Clive, listening to the persuasion of his father, marries Rosie Mackenzie, but this does not bring him happiness. In addition, the life of the whole family is poisoned by the angry and greedy Mrs. Mackenzie, who, by the grace of the colonel, lost a lot of money during the collapse of the bank. Now Clive is poor and forced to sell his work to small booksellers. He is depressed and gloomy, although fellow artists are trying to help him. Rosie dies after giving birth, and the colonel finds his last refuge in the almshouse at the School of Gray Monks. Here he once studied, here he studied science and his son. The narrative culminates in the last pages of the novel, when already on his deathbed "this man with an infant soul heard the call and appeared before his Creator." Among the relatives surrounding him is Ethel. In her paternal grandmother’s papers, she finds a letter, in which she refused the colonel six thousand pounds. This saves Clive and his little son from total poverty. Ethel herself is reborn under the influence of all the troubles that have fallen on her family (her father and grandmother die). She is greatly influenced by the wife of Pendennis Laura, a model of family virtue, a strong, independent and moral woman. Ethel takes care of the abandoned mother of the children of Barnes, is engaged in charity work.

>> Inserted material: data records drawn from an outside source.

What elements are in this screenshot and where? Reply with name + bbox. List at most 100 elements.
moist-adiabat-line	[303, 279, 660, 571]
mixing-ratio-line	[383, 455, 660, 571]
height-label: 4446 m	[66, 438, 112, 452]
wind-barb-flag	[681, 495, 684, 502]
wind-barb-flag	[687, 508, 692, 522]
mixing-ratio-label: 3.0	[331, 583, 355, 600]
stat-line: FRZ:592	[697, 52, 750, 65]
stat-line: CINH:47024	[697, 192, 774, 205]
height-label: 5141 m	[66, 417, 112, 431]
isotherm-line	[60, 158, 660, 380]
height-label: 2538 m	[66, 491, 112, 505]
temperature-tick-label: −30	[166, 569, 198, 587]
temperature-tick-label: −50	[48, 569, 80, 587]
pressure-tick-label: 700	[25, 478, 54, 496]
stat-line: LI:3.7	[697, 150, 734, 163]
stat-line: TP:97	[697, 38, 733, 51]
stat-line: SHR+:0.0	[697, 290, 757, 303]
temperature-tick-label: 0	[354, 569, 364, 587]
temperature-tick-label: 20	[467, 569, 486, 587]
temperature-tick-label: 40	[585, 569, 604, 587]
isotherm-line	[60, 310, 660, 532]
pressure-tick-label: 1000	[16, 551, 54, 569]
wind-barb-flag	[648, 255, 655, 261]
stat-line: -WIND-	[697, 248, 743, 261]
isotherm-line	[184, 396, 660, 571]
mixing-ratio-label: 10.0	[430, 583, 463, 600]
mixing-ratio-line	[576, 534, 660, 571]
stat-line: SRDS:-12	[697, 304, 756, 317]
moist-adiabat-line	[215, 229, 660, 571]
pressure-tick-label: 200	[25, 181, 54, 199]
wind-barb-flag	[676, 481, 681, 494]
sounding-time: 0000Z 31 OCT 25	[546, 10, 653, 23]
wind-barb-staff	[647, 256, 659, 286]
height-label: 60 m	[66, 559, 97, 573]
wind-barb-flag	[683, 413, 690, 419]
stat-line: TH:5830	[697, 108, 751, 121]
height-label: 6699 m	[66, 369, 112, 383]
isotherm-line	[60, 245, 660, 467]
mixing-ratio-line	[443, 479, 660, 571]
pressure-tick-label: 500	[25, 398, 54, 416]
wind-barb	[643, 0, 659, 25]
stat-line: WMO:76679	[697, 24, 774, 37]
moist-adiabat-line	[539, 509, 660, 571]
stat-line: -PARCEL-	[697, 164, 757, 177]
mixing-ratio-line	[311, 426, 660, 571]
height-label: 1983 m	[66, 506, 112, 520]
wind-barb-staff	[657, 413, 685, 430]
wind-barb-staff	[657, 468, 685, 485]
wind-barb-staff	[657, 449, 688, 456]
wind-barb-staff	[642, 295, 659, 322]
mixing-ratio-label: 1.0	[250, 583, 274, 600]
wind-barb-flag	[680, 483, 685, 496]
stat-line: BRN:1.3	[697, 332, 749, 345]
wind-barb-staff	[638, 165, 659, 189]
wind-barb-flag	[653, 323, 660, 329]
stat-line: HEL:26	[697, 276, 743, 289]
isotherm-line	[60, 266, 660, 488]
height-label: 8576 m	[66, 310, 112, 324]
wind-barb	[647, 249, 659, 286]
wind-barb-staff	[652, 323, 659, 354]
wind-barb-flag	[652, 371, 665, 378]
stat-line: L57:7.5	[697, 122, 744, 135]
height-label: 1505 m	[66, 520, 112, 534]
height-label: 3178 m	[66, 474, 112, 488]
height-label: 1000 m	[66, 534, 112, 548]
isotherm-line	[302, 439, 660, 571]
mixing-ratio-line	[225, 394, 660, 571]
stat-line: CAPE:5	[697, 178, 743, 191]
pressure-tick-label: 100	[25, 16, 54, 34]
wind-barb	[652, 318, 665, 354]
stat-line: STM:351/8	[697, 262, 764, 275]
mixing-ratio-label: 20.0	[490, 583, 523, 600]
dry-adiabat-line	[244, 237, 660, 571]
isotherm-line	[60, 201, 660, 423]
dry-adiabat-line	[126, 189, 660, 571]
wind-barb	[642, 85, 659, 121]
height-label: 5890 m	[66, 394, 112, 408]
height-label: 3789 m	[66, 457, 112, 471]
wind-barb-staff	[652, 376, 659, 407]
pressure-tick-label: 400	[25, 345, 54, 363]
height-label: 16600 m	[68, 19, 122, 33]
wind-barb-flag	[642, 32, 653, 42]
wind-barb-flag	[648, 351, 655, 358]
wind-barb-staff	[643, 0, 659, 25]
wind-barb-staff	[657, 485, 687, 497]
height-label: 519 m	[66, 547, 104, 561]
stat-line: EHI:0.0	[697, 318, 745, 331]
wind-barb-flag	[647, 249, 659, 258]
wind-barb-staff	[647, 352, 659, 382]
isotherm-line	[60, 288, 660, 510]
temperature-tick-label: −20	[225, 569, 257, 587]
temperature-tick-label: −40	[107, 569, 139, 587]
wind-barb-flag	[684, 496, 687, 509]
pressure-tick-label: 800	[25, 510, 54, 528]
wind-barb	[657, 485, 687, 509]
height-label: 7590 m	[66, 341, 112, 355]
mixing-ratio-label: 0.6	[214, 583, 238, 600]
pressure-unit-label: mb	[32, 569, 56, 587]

At the end of the novel, the author appears on the stage and discusses the fate of the heroes: Ethel may unite with Clive, and they will raise his son together; Barnes Newcom will marry again and will be enslaved to her new wife, Mrs. Mackenzie will not have the audacity to take money from Clive, and she will leave it to little Tommy ...
The author is against dividing the characters into “pure” and “unclean”, villains and saints. Each has one and the other, and the author gradually reveals that Clive, devoid of vile practicality and the spirit of profit, is a characterless and faceless hero, and Ethel is not only a proud and suffering beauty, but also a weak, conceited creature, a voluntary victim of prejudice. The noble colonel, who conquers with magnanimity, moral purity and selflessness, turns out to be Don Quixote with the naivete of a child whose blindness and self-confidence (just remember his part in banking) are “redeemed” only by a tragic ending that returns this image to its original elevation and touch. “It’s hard to even imagine,” writes Thackeray, “how many different reasons each of our actions or addictions determines; how often, analyzing their motives, I took one after the other and, having invented many glorious, worthy and lofty reasons for my act, I began to be proud of myself ... So throw off your peacock plumage! “Walk the way Nature created you, and thank Heaven that your feathers are not too black.”